[Haskell-cafe] Typing in haskell and mathematics

Mon Jan 31 11:48:00 EST 2005

On Fri, 28 Jan 2005, Jacques Carette wrote:

> Henning Thielemann <lemming at henning-thielemann.de> wrote:
> 
>> This seems to be related to what I wrote yesterday
>>  http://www.haskell.org/pipermail/haskell-cafe/2005-January/008893.html
> 
> Yes, very much.  Except that rather than trying to tell mathematicians 
> that they are *wrong*, I am trying to see which of their notations I can 
> explain (in a typed way).  There will be some 'leftovers', where the 
> notation is simply bad.

I know that's problematically to say that a notation is "wrong" since
no-one is authorized to say, what's "right". Though, if notation is
contradictory, I don't know what's wrong with calling it wrong.

 Let me motivate a bit more, why I'm interested in mathematical notation.  
I (and certainly every mathematician) learnt that for instance equations
are a powerful tool to solve problems.

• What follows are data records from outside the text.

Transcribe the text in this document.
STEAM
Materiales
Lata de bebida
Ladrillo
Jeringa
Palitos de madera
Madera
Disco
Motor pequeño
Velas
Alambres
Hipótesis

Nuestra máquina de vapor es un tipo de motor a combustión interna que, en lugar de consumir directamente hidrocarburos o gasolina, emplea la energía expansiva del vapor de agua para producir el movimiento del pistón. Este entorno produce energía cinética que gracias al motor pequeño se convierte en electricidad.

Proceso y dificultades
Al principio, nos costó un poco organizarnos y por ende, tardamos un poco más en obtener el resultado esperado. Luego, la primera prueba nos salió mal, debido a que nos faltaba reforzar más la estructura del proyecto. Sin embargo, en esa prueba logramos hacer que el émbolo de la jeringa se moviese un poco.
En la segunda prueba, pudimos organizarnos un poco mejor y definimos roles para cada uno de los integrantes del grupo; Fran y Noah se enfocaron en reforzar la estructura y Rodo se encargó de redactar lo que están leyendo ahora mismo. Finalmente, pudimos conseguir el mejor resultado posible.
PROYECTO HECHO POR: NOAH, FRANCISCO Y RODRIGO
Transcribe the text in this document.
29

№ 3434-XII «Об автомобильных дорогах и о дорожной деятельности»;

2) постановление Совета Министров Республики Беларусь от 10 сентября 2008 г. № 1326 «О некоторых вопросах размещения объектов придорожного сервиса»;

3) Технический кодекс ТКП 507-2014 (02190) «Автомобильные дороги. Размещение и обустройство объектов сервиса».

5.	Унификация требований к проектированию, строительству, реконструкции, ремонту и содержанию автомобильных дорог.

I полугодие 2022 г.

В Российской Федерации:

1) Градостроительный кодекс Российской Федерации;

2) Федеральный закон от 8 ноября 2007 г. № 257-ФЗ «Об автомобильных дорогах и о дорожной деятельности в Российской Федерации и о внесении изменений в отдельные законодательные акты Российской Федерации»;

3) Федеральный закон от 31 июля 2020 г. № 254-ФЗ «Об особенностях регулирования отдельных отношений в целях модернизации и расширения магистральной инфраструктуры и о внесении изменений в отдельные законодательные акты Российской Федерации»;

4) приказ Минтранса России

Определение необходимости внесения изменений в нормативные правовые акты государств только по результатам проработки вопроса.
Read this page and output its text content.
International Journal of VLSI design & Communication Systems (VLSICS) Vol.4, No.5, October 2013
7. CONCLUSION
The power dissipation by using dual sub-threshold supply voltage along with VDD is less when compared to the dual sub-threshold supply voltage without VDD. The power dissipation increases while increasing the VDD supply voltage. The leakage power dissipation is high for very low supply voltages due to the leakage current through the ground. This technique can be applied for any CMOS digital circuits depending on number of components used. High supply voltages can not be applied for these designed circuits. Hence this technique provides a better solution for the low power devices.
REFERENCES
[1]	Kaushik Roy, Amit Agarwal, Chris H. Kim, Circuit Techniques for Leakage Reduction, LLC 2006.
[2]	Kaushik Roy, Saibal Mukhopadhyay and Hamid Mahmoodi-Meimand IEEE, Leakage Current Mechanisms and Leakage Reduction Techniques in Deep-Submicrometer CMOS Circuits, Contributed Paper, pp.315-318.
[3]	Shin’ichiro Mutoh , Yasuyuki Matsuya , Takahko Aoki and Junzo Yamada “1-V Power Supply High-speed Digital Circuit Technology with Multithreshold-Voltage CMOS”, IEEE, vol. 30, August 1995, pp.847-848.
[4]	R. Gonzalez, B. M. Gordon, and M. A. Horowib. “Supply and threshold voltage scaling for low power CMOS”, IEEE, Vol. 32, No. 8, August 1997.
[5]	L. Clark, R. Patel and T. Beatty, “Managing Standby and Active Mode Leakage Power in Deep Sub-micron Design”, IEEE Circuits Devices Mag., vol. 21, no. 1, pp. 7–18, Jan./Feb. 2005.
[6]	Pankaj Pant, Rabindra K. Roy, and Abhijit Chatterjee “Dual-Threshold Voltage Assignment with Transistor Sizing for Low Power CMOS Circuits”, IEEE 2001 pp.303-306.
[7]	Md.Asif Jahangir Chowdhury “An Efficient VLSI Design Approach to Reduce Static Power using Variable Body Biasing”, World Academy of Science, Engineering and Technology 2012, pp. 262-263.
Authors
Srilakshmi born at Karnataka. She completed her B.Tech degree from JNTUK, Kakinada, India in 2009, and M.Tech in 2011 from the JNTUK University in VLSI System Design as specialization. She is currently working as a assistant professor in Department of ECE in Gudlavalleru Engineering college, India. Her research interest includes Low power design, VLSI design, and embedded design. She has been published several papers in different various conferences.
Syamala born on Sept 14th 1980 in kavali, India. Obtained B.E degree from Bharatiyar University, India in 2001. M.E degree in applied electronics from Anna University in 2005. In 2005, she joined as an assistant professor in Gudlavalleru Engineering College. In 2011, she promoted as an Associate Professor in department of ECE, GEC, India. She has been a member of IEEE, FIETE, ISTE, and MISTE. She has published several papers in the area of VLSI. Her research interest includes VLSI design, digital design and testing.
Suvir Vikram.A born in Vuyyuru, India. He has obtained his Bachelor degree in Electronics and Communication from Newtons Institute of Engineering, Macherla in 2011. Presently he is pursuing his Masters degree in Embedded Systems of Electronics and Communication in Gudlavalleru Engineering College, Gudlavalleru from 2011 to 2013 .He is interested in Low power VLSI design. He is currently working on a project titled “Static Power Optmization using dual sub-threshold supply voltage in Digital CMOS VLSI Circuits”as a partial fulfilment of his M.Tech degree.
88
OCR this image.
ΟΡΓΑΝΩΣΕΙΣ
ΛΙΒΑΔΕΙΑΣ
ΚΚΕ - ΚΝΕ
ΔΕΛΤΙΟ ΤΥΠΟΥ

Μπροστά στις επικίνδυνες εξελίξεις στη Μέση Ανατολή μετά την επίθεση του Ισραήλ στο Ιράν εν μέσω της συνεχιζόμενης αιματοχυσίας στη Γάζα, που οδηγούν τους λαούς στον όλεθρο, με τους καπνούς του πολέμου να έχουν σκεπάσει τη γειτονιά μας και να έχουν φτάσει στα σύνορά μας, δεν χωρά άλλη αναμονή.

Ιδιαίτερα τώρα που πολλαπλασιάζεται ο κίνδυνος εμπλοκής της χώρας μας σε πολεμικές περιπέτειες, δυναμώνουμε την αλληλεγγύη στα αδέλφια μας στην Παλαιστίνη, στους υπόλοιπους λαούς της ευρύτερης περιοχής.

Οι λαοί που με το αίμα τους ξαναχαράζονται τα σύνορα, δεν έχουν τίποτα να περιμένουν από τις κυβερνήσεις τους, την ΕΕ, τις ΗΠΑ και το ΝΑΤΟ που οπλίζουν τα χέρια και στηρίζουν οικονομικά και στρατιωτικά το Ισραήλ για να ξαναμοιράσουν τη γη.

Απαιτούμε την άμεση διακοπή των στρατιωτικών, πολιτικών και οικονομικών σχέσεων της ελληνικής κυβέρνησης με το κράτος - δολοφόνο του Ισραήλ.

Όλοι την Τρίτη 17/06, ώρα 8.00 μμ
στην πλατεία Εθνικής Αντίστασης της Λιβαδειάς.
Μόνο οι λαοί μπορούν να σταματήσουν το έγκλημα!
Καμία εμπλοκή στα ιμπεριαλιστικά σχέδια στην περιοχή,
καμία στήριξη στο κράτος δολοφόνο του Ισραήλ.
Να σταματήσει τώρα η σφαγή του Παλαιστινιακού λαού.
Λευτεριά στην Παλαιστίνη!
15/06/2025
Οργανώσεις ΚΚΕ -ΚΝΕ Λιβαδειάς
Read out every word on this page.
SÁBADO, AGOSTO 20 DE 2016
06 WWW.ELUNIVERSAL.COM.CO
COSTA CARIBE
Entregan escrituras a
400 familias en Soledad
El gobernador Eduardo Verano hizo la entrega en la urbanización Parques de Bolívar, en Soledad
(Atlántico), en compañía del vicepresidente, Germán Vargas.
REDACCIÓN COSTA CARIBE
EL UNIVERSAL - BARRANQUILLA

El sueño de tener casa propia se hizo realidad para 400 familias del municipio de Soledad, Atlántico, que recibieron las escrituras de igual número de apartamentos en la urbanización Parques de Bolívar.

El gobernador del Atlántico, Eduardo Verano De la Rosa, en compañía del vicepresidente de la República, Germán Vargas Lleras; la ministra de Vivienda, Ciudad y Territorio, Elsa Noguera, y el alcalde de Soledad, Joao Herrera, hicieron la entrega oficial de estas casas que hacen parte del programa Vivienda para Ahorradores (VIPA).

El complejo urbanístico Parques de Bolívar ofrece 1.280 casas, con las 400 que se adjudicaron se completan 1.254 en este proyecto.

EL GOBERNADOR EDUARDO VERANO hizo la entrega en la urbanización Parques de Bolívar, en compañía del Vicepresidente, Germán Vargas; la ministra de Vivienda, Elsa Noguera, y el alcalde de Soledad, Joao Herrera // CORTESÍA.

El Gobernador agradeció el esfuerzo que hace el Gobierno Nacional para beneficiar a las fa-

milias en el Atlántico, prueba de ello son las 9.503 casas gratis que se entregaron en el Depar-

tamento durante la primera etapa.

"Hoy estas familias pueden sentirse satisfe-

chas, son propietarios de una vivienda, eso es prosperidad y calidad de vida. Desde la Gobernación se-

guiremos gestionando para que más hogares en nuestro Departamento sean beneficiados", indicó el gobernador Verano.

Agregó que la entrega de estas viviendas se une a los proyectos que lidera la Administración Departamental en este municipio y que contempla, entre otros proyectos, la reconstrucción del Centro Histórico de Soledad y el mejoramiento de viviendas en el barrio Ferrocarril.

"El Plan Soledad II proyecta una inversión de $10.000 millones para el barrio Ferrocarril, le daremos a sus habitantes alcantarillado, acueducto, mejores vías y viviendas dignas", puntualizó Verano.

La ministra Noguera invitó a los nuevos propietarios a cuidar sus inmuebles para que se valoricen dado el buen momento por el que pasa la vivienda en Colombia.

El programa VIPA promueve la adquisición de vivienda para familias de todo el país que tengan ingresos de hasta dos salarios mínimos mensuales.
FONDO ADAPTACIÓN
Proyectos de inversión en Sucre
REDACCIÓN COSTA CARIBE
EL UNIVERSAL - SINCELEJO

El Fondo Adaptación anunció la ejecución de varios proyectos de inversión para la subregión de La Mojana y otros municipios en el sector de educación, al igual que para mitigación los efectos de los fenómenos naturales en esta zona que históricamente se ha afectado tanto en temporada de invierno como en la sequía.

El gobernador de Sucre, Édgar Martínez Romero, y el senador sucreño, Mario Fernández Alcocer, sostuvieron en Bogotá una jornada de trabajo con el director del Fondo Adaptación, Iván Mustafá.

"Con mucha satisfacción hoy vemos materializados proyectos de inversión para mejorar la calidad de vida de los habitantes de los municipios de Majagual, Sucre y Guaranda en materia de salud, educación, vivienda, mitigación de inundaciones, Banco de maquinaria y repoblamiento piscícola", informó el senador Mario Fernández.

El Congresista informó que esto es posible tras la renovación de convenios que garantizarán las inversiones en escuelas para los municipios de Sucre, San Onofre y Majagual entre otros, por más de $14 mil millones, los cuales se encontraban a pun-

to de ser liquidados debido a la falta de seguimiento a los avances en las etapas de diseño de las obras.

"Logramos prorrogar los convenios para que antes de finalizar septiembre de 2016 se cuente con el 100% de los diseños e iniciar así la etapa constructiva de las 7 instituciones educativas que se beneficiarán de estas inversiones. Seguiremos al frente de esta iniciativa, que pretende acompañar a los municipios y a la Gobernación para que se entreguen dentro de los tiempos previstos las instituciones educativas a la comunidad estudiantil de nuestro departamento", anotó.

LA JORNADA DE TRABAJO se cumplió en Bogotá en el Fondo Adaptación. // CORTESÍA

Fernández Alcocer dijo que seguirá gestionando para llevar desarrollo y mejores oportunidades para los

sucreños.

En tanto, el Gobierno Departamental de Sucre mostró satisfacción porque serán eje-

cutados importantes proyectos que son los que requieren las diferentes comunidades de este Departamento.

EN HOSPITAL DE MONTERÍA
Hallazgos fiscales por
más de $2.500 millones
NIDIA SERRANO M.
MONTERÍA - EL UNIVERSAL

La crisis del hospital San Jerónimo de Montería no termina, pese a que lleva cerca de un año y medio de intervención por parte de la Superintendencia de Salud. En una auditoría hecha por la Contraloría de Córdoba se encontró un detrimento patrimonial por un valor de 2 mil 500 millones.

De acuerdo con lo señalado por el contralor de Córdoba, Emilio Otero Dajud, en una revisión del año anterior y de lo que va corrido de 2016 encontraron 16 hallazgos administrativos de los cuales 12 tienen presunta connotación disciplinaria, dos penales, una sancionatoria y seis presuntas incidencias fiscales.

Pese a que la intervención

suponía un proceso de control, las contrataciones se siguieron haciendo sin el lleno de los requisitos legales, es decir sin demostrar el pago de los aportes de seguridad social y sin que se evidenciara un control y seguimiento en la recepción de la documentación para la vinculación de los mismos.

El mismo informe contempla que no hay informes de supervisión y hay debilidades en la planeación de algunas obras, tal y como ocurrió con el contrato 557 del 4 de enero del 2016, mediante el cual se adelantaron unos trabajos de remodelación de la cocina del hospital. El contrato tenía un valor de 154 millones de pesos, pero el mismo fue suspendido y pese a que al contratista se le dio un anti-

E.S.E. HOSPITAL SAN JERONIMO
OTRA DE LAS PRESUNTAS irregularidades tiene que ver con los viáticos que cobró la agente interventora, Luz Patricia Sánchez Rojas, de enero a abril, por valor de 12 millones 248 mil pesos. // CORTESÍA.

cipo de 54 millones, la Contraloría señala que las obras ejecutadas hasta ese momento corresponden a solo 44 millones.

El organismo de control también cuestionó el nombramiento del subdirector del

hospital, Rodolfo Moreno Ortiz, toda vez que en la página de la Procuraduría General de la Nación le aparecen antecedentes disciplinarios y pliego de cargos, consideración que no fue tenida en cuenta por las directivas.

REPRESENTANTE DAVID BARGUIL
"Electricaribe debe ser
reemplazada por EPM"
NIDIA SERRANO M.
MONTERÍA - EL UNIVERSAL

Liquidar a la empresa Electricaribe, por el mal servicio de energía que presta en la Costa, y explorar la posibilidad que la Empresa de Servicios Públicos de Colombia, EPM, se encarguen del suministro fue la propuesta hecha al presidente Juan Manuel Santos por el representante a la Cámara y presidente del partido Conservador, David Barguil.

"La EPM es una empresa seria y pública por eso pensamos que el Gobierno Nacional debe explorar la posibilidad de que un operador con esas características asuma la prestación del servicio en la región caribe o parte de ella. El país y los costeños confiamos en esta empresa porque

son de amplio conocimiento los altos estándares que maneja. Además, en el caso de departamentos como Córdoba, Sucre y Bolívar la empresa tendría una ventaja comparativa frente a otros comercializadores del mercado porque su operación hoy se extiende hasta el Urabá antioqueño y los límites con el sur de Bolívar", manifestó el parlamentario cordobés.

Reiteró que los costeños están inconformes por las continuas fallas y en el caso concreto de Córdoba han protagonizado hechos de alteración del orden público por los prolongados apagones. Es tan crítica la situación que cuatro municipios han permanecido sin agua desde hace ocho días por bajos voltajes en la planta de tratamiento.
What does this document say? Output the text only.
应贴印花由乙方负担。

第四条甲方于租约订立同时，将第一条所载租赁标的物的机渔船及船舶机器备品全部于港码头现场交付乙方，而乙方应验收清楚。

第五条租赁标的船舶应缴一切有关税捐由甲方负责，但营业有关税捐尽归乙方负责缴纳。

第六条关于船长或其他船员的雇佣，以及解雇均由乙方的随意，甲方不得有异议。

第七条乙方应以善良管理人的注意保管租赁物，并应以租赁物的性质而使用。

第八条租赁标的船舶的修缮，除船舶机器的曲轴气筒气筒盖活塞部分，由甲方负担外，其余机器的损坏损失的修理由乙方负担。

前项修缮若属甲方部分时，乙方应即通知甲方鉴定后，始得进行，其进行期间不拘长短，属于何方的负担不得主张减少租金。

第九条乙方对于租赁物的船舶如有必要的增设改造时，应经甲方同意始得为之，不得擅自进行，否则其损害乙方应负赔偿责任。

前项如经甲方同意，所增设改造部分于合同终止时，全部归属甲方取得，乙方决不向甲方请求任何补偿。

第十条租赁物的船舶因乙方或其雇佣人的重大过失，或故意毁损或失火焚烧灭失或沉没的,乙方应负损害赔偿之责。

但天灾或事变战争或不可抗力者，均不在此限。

You can model many problems with a
mathematical equation, you can transform the equation using some accepted
rules and eventually you get some simplified equation like 'x=2'.  The
problem is abstracted, you do the transformations without thinking about
an interpretation in the real world. You know that you can trust the
rules. If someone shows you that the simplified equation is wrong you know
that you have applied some rule in the wrong way or you invented an
improper rule.
 There are many tools in the past which have been introduced to make
mathematics more convenient, more safe, somehow better. Arabian numbers
almost replaced Roman numbers because they are more convenient for
computations. Variables and formulas were introduced as a more precise
alternative to phrases in natural languages. Axioms replaced intuitive
definitions. But there are still issues which are unsatisfying. E.g. on
the one hand calculus and functional analysis "degrades" functions to
ordinary objects of mathematics, thus reaching a new level of complexity,
but on the other hand the notation is not as properly developed as the
theory itself, in my opinion.

Let me give an example:
 The teacher says, solving a simple linear equation is rather easy by
using separation of variables. Then he transforms a differential equation
formally by some rules he don't explain in detail and I'm curios whether
there _is_ a good explanation:

y' = y
y' / y = 1      |  integrate
C + ln y = x
ln y = x-C
y = exp (x-C)

The student thinks: That's nice, let's try it with some problem I couldn't 
solve recently:

 cos x = x^2        | differentiate
-sin x = 2*x

So, x=0 is an obvious solution to the second equation but not to the first
one.  The student concludes: If the teacher applies the method, it's
right, if I apply it, it's wrong. :-( Then he asks the teacher why the
method fails for cos x = x^2 . The teacher says, of course what you did
cannot work because y' = y is a differential equation and cos x = x^2 is
not. Does this answer help the student? Why doesn't the formula show this
difference? What means the difference between 'differential equation' and
'normal equation' essentially?

 The technique of differentation led to lots of notations. I think this is 
so because many of the existing notations don't model the idea of 
differentation very well, thus new notations are introduced when the known 
notations fail.
  d x, \partial x, ', \dot{x}, f_x, D
 I wonder if these notations can be unified, thus simplified. I wonder
what formalism I can trust. E.g. I'm sceptic about notations using
variables. What is the value of d x for certain values of x? What is the
difference between d x and d y? Is f_x(x,y) and f_x(y,x) the same?
 My proposal: Consider the derivation as higher order function which maps 
a function to a function. So in the Haskell notation it would be

derive :: (a -> a) -> (a -> a)

More generally if we have functions (b -> a) as vectors and want to derive
a function mapping from vector arguments to scalar values ((b -> a) -> a)  
(also called functionals), it would have signature

deriveVector :: ((b -> a) -> a) -> ((b -> a) -> (b -> a))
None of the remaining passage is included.